Hier ist der große Pluspunkt für dieses Spiel. Die Story ist klasse erzählt mit den sehr überzeugenden Auftritten von Ellen Page als Jodi und Willem Dafoe als ihr Therapeut Nathan. Der Spieler springt am Zeitstrang von Jodis Leben vor und zurück, erlebt die ersten Kontakte mit Nathan und Erlebnisse mit Aiden, Jodis Teenie-Jahre in ihrer Therapie oder auch die spätere CIA Ausbildung von Jodi. Die Szene mit den Obdachlosen war für mich besonders emotional und toll inszeniert. Immer mehr und mehr beantwortet das Spiel die Fragen, die sich einem stellen: Wer ist Aiden? Wie begann alles? Was gibt es auf der anderen Seite? Für mich war der 3. Akt ein wenig gerusht. Viele Fragen stellten sich, nur um direkt danach beantwortet zu werden (wie die Motivation von Nathan). Einige Twists waren recht vorhersehbar und einige Szenen unpassend zum Rest der Erfahrung. Aber dieser Rest ist hoch-emotional, interessant und einfach Schönes zu erleben. Man folgt Jodi durch ihre Qualen aber auch guten Momente und fühlt jede Sekunde mit. Die Story ist ganz klar die Stärke und auch der Fokus von Beyond: Two Souls.
Fazit:
Jetzt kommt ein Satz der so standard ist, dass ich ihn selbst hasse: Es wird nicht jedem gefallen. Nichts wird jedem gefallen, aber folgendes ergibt sich bei Beyond: Two Souls. Es ist kein Spiel. Wer die Action-Szene im Trailer sieht und denkt: „Oh yeah, fette Sache“ wird nicht nur enttäuscht sein, er wird jede Art von Liebe zu diesem Spiel hassen. Es ist ein interaktiver Film und das meine ich absolut im wörtlichen Sinn. Man INTERAGIERT mit dem Film, entscheidet selbst die Wege, muss schnell schalten und anderen Leuten antworten und jeden Meter des Wegs durch das ewige Button-Pressen mit leiden. Für mich hat sich dadurch ein einzigartiges Erlebnis gegeben, da ich so viel näher an den Charakteren und der Story war, als wie ich es bei einem Film wäre. Der Cineast und der Gamer in mir haben zwar wegen der Bewertung einen ewigen Streitpunkt gefunden, aber auch einen tollen Kompromiss an Gameplay und Story.

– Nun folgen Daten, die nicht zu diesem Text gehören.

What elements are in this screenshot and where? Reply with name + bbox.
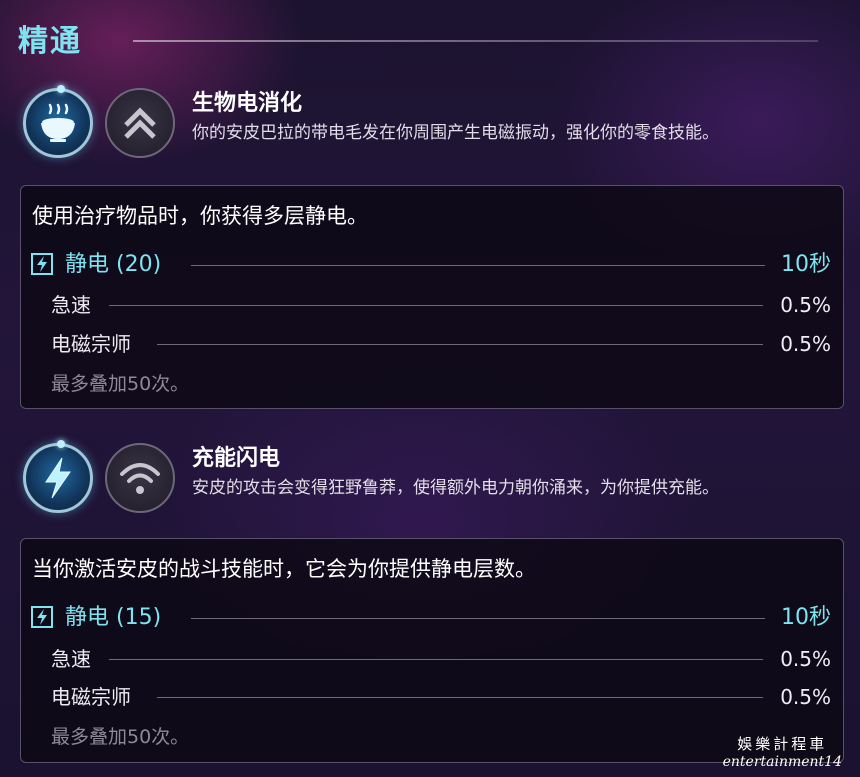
- leader-line: [109, 659, 763, 660]
- stat-label: 静电 (20): [65, 252, 162, 277]
- food-bowl-icon[interactable]: [23, 85, 93, 158]
- double-chevron-up-icon[interactable]: [105, 88, 175, 158]
- stat-value: 10秒: [781, 605, 831, 630]
- lightning-bolt-icon: [31, 606, 53, 628]
- static-stack-row: 静电 (20) 10秒: [31, 250, 831, 280]
- ability-detail-panel: 使用治疗物品时，你获得多层静电。 静电 (20) 10秒 急速 0.5% 电磁宗…: [20, 185, 844, 409]
- stat-value: 0.5%: [780, 685, 831, 709]
- title-divider: [133, 40, 818, 42]
- stat-label: 电磁宗师: [51, 685, 131, 709]
- stat-label: 急速: [51, 293, 91, 317]
- watermark: 娛樂計程車 entertainment14: [723, 735, 842, 771]
- stat-value: 0.5%: [780, 332, 831, 356]
- leader-line: [157, 697, 763, 698]
- ability-description: 安皮的攻击会变得狂野鲁莽，使得额外电力朝你涌来，为你提供充能。: [192, 478, 719, 498]
- lightning-bolt-icon: [31, 253, 53, 275]
- ability-charged-lightning: 充能闪电 安皮的攻击会变得狂野鲁莽，使得额外电力朝你涌来，为你提供充能。: [20, 440, 830, 535]
- section-title: 精通: [18, 24, 82, 59]
- stack-limit-note: 最多叠加50次。: [51, 373, 190, 395]
- stat-label: 急速: [51, 647, 91, 671]
- haste-row: 急速 0.5%: [31, 644, 831, 674]
- leader-line: [191, 618, 765, 619]
- wifi-signal-icon[interactable]: [105, 443, 175, 513]
- effect-headline: 当你激活安皮的战斗技能时，它会为你提供静电层数。: [32, 557, 536, 581]
- stat-value: 10秒: [781, 252, 831, 277]
- static-stack-row: 静电 (15) 10秒: [31, 603, 831, 633]
- stat-label: 电磁宗师: [51, 332, 131, 356]
- watermark-line-1: 娛樂計程車: [737, 735, 828, 753]
- section-header: 精通: [18, 22, 818, 66]
- watermark-line-2: entertainment14: [722, 754, 842, 770]
- stat-value: 0.5%: [780, 647, 831, 671]
- lightning-bolt-icon[interactable]: [23, 440, 93, 513]
- ability-detail-panel: 当你激活安皮的战斗技能时，它会为你提供静电层数。 静电 (15) 10秒 急速 …: [20, 538, 844, 763]
- leader-line: [191, 265, 765, 266]
- electromagnetic-master-row: 电磁宗师 0.5%: [31, 329, 831, 359]
- haste-row: 急速 0.5%: [31, 290, 831, 320]
- ability-bioelectric-digestion: 生物电消化 你的安皮巴拉的带电毛发在你周围产生电磁振动，强化你的零食技能。: [20, 85, 830, 180]
- stack-limit-note: 最多叠加50次。: [51, 726, 190, 748]
- ability-description: 你的安皮巴拉的带电毛发在你周围产生电磁振动，强化你的零食技能。: [192, 123, 719, 143]
- leader-line: [157, 344, 763, 345]
- ability-name: 生物电消化: [192, 91, 303, 116]
- effect-headline: 使用治疗物品时，你获得多层静电。: [32, 204, 368, 228]
- stat-value: 0.5%: [780, 293, 831, 317]
- leader-line: [109, 305, 763, 306]
- electromagnetic-master-row: 电磁宗师 0.5%: [31, 682, 831, 712]
- ability-name: 充能闪电: [192, 446, 281, 471]
- stat-label: 静电 (15): [65, 605, 162, 630]
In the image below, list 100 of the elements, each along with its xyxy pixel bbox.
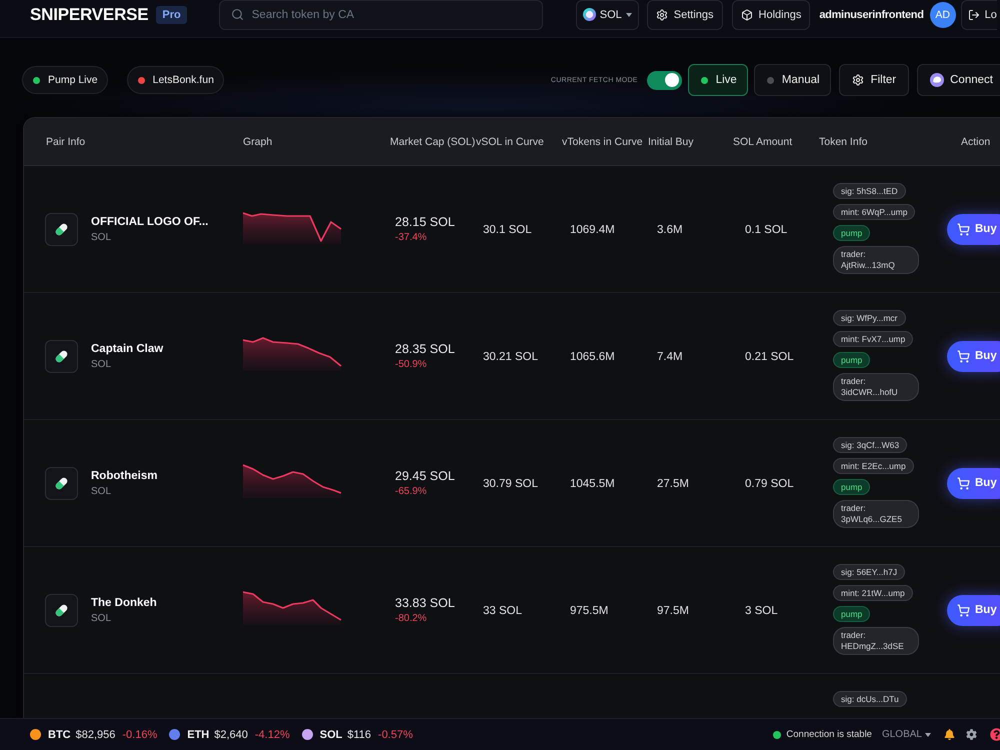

Für jeden der etwas Neues zwischen Game und Film erleben will oder schon mit Heavy Rain erlebt hat ist Beyond: Two Souls wärmstens zu empfehlen. Da es aber doch ein Spiel für die PS3 ist, muss ich einige Punkte für das ein wenig zu lasche Gameplay abziehen. Ich habe 10,5 Stunden für den ersten Playthrough gebraucht, der zweite wird bestimmt nochmal 5-6 Stunden dran hängen. Selten hat mich ein Spiel so tief gepackt und mitgerissen, das verpasste Heavy Rain Erlebnis wird bald definitiv nachgeholt.